Boston-Massachusetts Lawyers Weekly featured prominently the comments (and a photo) of Ben Robbins, NELF’s Senior Staff Attorney, in a November 18 online article discussing the First Circuit’s recent favorable decision in Cunningham et al. v. Lyft.
(For those readers who have a subscription to MLW, the article can be found at
Lyft drivers must individually arbitrate misclassification claims
In that case, the First Circuit agreed with NELF’s position and ruled that Lyft’s drivers are not “engaged in interstate commerce” and therefore do not qualify for the Federal Arbitration Act’s narrow “transportation worker exemption,” which applies to “contracts of employment of seamen, railroad employees, or any other class of workers engaged in foreign or interstate commerce.” This means that Lyft’s drivers cannot bring a class action in court against Lyft, on their claim that they have been misclassified as independent contractors, rather than as employees.

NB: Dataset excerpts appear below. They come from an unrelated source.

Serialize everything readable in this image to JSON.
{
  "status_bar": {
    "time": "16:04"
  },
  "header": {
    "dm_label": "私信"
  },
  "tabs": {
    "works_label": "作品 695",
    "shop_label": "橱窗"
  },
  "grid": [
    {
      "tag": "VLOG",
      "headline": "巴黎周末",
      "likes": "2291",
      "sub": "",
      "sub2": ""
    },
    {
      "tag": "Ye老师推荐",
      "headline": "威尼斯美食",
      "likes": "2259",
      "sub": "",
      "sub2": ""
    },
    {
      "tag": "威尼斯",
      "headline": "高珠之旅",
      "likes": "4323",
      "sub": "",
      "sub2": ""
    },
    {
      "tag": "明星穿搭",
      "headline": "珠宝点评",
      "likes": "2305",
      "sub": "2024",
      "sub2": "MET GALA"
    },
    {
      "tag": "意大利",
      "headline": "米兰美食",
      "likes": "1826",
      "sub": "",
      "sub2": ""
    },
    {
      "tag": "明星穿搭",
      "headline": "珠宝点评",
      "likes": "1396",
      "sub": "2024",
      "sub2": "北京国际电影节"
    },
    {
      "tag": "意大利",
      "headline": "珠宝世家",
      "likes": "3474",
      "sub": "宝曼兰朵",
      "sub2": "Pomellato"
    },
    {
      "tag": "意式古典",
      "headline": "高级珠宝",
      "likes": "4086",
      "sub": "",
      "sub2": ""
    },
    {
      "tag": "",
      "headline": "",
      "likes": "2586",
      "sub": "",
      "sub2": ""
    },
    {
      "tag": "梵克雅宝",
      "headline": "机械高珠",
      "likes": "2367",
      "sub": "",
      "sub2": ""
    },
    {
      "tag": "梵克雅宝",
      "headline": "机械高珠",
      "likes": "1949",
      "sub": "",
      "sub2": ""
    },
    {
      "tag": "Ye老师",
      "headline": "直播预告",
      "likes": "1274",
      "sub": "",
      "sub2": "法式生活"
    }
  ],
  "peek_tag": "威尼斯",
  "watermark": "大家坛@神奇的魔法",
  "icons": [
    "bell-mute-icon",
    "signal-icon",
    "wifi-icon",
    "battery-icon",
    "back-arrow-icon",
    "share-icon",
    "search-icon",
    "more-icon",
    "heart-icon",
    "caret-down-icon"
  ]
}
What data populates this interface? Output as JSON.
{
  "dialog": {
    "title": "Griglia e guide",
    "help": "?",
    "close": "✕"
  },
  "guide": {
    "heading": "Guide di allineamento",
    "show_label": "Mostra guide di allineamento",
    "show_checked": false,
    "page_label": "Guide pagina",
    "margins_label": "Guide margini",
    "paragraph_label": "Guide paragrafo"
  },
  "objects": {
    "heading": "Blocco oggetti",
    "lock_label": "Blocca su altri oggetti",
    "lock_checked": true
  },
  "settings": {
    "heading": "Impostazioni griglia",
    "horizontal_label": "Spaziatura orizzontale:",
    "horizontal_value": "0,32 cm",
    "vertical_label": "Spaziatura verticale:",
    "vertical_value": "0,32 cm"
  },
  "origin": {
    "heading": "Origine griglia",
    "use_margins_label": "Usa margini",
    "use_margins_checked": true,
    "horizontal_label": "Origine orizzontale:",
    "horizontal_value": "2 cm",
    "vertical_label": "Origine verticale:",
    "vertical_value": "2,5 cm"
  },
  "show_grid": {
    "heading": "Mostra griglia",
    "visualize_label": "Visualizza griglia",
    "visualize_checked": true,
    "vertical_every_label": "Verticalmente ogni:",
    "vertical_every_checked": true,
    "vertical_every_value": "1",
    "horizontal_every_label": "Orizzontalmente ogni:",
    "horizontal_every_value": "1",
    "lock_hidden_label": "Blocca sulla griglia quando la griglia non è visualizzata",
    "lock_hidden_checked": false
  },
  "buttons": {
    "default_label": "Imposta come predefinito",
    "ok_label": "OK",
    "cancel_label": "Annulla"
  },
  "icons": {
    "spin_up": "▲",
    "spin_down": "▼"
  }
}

Instead, the drivers must abide by the terms of their arbitration agreements with Lyft and arbitrate that claim, on an individual basis only. In the article,
Ben emphasized NELF’s position, as stated in its brief, that Lyft drivers are merely the modern-day equivalent of the local cab driver, and that the U.S. Supreme Court has long held that such drivers are not involved in interstate commerce when they drive passengers to and from their local destinations. Ben also explained in the article that NELF’s position, and the Court’s decision, merely treat Lyft drivers the same as all other workers who are subject to arbitration agreements governed by the FAA (other than those narrow categories of workers who qualify as true “transportation workers” under the FAA exemption).